Forum Moderators: coopster & phranque

Message Too Old, No Replies

Regex variable length lookbehind

         

csdude55

6:23 pm on Sep 23, 2021 (gmt 0)

WebmasterWorld Senior Member 10+ Year Member Top Contributors Of The Month



I'm using a negative lookbehind regex, like so:

if ($foo =~ /(?<!most\s)wanted/i) {
...
}


The goal is to match if $foo contains "wanted", but only if it is not preceded by "most\s".

The error I'm getting is:

Variable length lookbehind not implemented in regex m/(?<!most )wanted/

(Note, I removed the \s for testing and it didn't help)

I've found this being discussed as far back as 2013, and maybe it's a bug in Perl?

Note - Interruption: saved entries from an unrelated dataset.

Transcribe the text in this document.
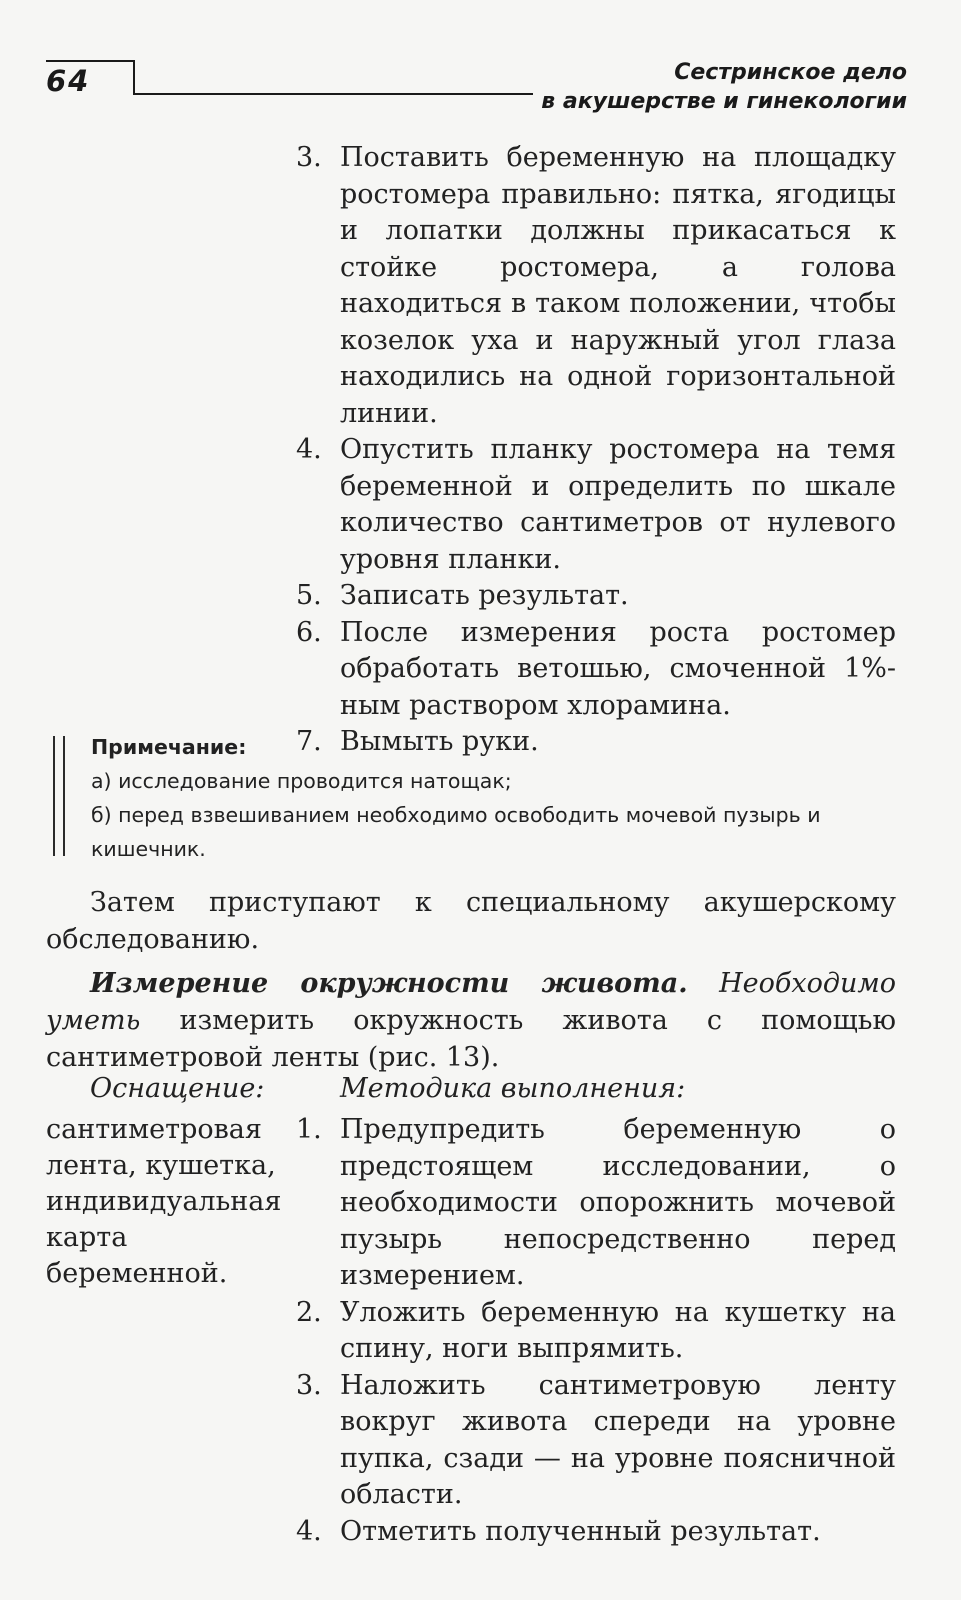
64	Сестринское дело
в акушерстве и гинекологии
3. Поставить беременную на площадку ростомера правильно: пятка, ягодицы и лопатки должны прикасаться к стойке ростомера, а голова находиться в таком положении, чтобы козелок уха и наружный угол глаза находились на одной горизонтальной линии.
4. Опустить планку ростомера на темя беременной и определить по шкале количество сантиметров от нулевого уровня планки.
5. Записать результат.
6. После измерения роста ростомер обработать ветошью, смоченной 1%-ным раствором хлорамина.
7. Вымыть руки.
Примечание:
а) исследование проводится натощак;
б) перед взвешиванием необходимо освободить мочевой пузырь и кишечник.
Затем приступают к специальному акушерскому обследованию.
Измерение окружности живота. Необходимо уметь измерить окружность живота с помощью сантиметровой ленты (рис. 13).
Оснащение:	Методика выполнения:
сантиметровая лента, кушетка, индивидуальная карта беременной.
1. Предупредить беременную о предстоящем исследовании, о необходимости опорожнить мочевой пузырь непосредственно перед измерением.
2. Уложить беременную на кушетку на спину, ноги выпрямить.
3. Наложить сантиметровую ленту вокруг живота спереди на уровне пупка, сзади — на уровне поясничной области.
4. Отметить полученный результат.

I'm not sure:

[stackoverflow.com...]

Either way, can you suggest a fix, or a better way to do what I'm wanting?

I found that I could use \K for positive lookbehind, but not negative:

[regular-expressions.info...]

The only alternative I can think of is to set another variable to remove "most wanted" from $foo, then test; eg:

($bar = $foo) =~ s/most wanted//g;

if ($bar =~ /wanted/i) { ... }


But I've used this in several sections, which means several unnecessary placeholder variables. I'm trying to avoid unnecessary variables when I can to speed things up, so before I do that is there a better way?

lucy24

6:35 pm on Sep 23, 2021 (gmt 0)

WebmasterWorld Senior Member 10+ Year Member Top Contributors Of The Month



Quick test before getting complicated: replace \s with the literal strings that it represents; presumably there's a finite number of possibilities, so either "most " or "most[  \n\t]" or whatnot. Does it still raise a fuss?

The current release of SubEthaEdit has decided that " " (nbsp) isn't a space character, and hence also doesn't count as \W. Is it possible the current perl has taken \s to include \r\n (Windows line break), meaning that it can be either one character or two, which makes lookbehinds unhappy?

csdude55

6:48 pm on Sep 23, 2021 (gmt 0)

WebmasterWorld Senior Member 10+ Year Member Top Contributors Of The Month



Unfortunately, I removed the whitespace entirely and it still throws the same error :-( You can paste this to [jdoodle.com...] if you want, that's what I'm using right now for testing (set to version 5.22):

#!/usr/bin/perl

$foo = "this is the most wanted thing ever";

($foo = $bar) =~ s/most wanted//g;

# removed the whitespace, but also tested with . and putting the space outside of the ( )
if ($foo =~ /(?<!most)wanted/i) {
print "yes";
}

else { print 'no'; }


I'm getting the same error on my server (using v. 5.16.3), so this is a relatively safe / faster way to test.

csdude55

8:50 pm on Sep 23, 2021 (gmt 0)

WebmasterWorld Senior Member 10+ Year Member Top Contributors Of The Month



I thought this would work to eliminate the placeholder variable, but no luck. No error or anything, it just doesn't give the result I wanted:

$foo = "this is the most wanted thing ever";

if (($foo =~ s/most wanted//g) =~ /thing/i) {
print 'yes';
}

else { print 'no'; }



I expected it to print "yes", and then if I changed "thing" to "wanted" then it would print "no". But I'm getting "no" in both cases :-( I'm guessing that the if() is seeing a "true" or "false" instead of the result? Oh well, that would have been an easy enough fix had it worked :-/

csdude55

12:27 am on Sep 24, 2021 (gmt 0)

WebmasterWorld Senior Member 10+ Year Member Top Contributors Of The Month



Well, I might have come up with a workaround using the /r modifier. I remember that it's a late-comer (maybe as of v.5.14?), but applying it gives the result I expected:

$foo = "this is the most wanted thing ever";

if (($foo =~ s/most wanted//gr) =~ /thing/i) {
print 'yes';
}

else { print 'no'; }


I don't love this, because running 2 regexes (regii?) has to be a lot slower than I wanted. And it's going to get messy if I have several of them in a single string. But until a better option is presented, it works.